DRC Signals Possible Fuel Price Hike as Global Oil Markets Stay Under Pressure

The Democratic Republic of Congo is considering changes to domestic fuel prices as the war in the Middle East continues to disrupt global oil markets.

The move follows a meeting on Thursday, April 2, between Prime Minister Judith Suminwa Tuluka, Minister of State for Hydrocarbons Acacia Bandubola and National Economy Minister Daniel Mukoko Samba.

After the meeting, Mukoko Samba said the government was closely monitoring fuel supply conditions amid severe global disruption.

We must take all necessary steps to ensure continued access to the petroleum products we need and maintain supply,” he said. “That may require adjusting fuel prices to align with global trends.”

He added that the government also aims to preserve domestic market stability. “Across the region, fuel prices are rising,” he said.

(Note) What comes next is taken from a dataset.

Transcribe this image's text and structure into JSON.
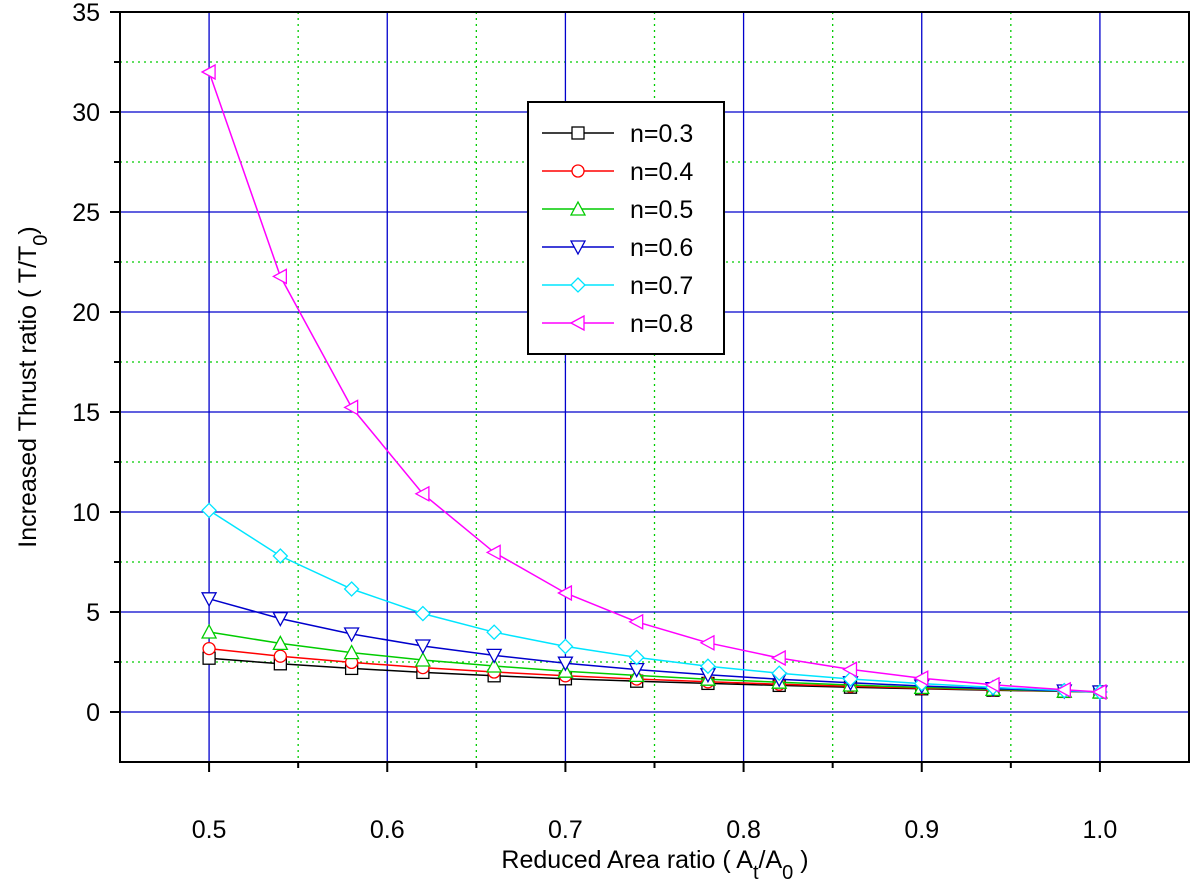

The statement comes as authorities try to balance supply security with protecting consumers. As early as March, the prime minister ordered temporary measures to cushion the impact of external shocks.

These include cuts to certain taxes, the suspension of some border levies and steps to ensure steady imports. The aim is to limit the impact of rising global prices at the pump while maintaining fuel deliveries to the domestic market.

Mining firms already paying market rates

Some adjustments have already been implemented. On March 17, 2026, the Fuel Price Monitoring Committee approved a new pricing structure in the southern zone for mining companies and their subcontractors, which do not benefit from subsidies.

In that zone, diesel prices rose from $1.70 to $2.43 per litre, an increase of nearly 43%, while gasoline prices increased from $1.60 to $2.08, up 30%.

These operators now buy fuel at market rates, as international benchmarks have surged. Brent crude has hovered around $100 per barrel since the start of the year, compared with $60 to $70 before the conflict.

Across the region, several countries are facing similar pressures. In Zambia, authorities declared a fuel supply emergency and temporarily suspended some import taxes on petroleum products to limit price increases.

In Kenya, another key supply route for eastern DRC, officials have reported low fuel stocks. Nairobi is considering using its stabilization fund to absorb expected price increases, though any intervention is likely to be temporary.

In South Africa, rising global prices and higher transport costs are also adding pressure to the fuel market, reflecting broader regional volatility.

Against this backdrop, Kinshasa appears to be taking a cautious approach to price adjustments to avoid supply disruptions without triggering a sharp shock to the domestic market.

For now, the government has not announced an immediate, across-the-board increase in pump prices. But the signal is clear: if international tensions persist, fuel price increases in the DRC are increasingly likely.